"CABG vs. PCI in Diabetes with Multivessel Disease".The New England Journal of Medicine. 2012. DOI: 10.1056/NEJMoa1211585.
Links to original sources: Wiki Journal Post Full Journal Article
In patients with diabetes and multivessel coronary artery disease, is coronary-artery bypass grafting (CABG) superior to percutaneous coronary intervention (PCI) with drug-eluting stents in reducing the rates of death and myocardial infarction?
For patients with diabetes and advanced coronary artery disease, CABG was superior to PCI in that it significantly reduced rates of death and myocardial infarction, with a higher rate of stroke.
In the FREEDOM trial, patients with diabetes and predominantly three-vessel coronary artery disease were assigned to undergo either PCI with drug-eluting stents or CABG. After a median follow-up of 3.8 years, the primary composite outcome of death, nonfatal myocardial infarction, or nonfatal stroke occurred more frequently in the PCI group than in the CABG group. The advantage of CABG was primarily due to lower rates of myocardial infarction and death from any cause.
As a result of this study, guidelines may recommend CABG as the preferred revascularization strategy for patients with diabetes with multivessel coronary artery disease.
- Multicenter, randomized, controlled trial - N=1,900 patients with diabetes and multivessel coronary artery disease - PCI with drug-eluting stents vs. CABG - Median follow-up: 3.8 years - Analysis: Intention-to-treat - Primary outcome: Composite of death from any cause, nonfatal myocardial infarction, or nonfatal stroke
- Inclusion Criteria: Patients with diabetes, angiographically confirmed multivessel coronary artery disease (>70% stenosis), without left main coronary stenosis - Baseline Characteristics: Mean age 63.1 years, 29% women, 83% had three-vessel disease
Patients were assigned to undergo PCI with drug-eluting stents or CABG following recommended medical therapies for cholesterol, blood pressure, and glycated hemoglobin control.
- Primary Outcomes: Higher rate of primary composite outcome in PCI (26.6%) compared with CABG (18.7%) at 5 years; P=0.005. - Secondary Outcomes: Higher mortality in PCI group (16.3%) versus CABG group (10.9%) at 5 years; stroke was more frequent in CABG group at 5 years (PCI 2.4%, CABG 5.2%); major adverse cardiovascular and cerebrovascular events at 1 year were higher in PCI (16.8%) than in CABG (11.8%).

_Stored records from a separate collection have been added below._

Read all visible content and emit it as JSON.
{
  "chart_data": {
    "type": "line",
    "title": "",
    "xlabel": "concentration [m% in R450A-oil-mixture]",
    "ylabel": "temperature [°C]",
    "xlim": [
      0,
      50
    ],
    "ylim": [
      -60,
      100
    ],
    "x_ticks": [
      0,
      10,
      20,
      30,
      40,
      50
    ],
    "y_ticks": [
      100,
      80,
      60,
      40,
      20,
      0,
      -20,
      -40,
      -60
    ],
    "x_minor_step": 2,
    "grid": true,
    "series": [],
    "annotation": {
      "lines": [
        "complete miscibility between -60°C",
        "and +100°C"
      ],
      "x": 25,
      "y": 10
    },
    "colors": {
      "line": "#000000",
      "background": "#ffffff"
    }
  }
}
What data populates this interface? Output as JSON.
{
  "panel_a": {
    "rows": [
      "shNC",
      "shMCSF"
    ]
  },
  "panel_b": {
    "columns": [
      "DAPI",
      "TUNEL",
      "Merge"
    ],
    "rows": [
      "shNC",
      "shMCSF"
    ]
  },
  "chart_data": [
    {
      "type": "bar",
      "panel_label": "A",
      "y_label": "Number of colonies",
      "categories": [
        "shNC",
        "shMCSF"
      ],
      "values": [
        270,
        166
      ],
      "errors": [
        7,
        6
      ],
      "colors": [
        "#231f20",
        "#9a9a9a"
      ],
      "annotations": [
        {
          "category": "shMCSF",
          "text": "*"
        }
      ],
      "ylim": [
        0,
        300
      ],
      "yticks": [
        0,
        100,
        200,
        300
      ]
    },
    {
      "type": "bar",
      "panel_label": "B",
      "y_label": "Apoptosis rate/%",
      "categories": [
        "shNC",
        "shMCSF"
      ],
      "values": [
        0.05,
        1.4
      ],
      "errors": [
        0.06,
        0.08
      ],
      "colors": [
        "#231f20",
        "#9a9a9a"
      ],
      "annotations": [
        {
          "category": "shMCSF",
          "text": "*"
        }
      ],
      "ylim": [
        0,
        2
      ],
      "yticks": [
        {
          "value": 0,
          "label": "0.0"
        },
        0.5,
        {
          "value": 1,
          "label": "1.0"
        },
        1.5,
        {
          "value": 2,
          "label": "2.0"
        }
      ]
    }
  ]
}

- Prespecified subgroups had very low prevalence which may affect the ability to detect interactions. - The study was unblinded which could lead to potential treatment biases. However, outcomes were objectively and independently adjudicated. - The trial was not powered to detect a difference in all-cause mortality.
National Heart, Lung, and Blood Institute (NHLBI). Hardware provided by Cordis, Johnson & Johnson, Boston Scientific, Eli Lilly, Sanofi-Aventis, and Bristol-Myers Squibb.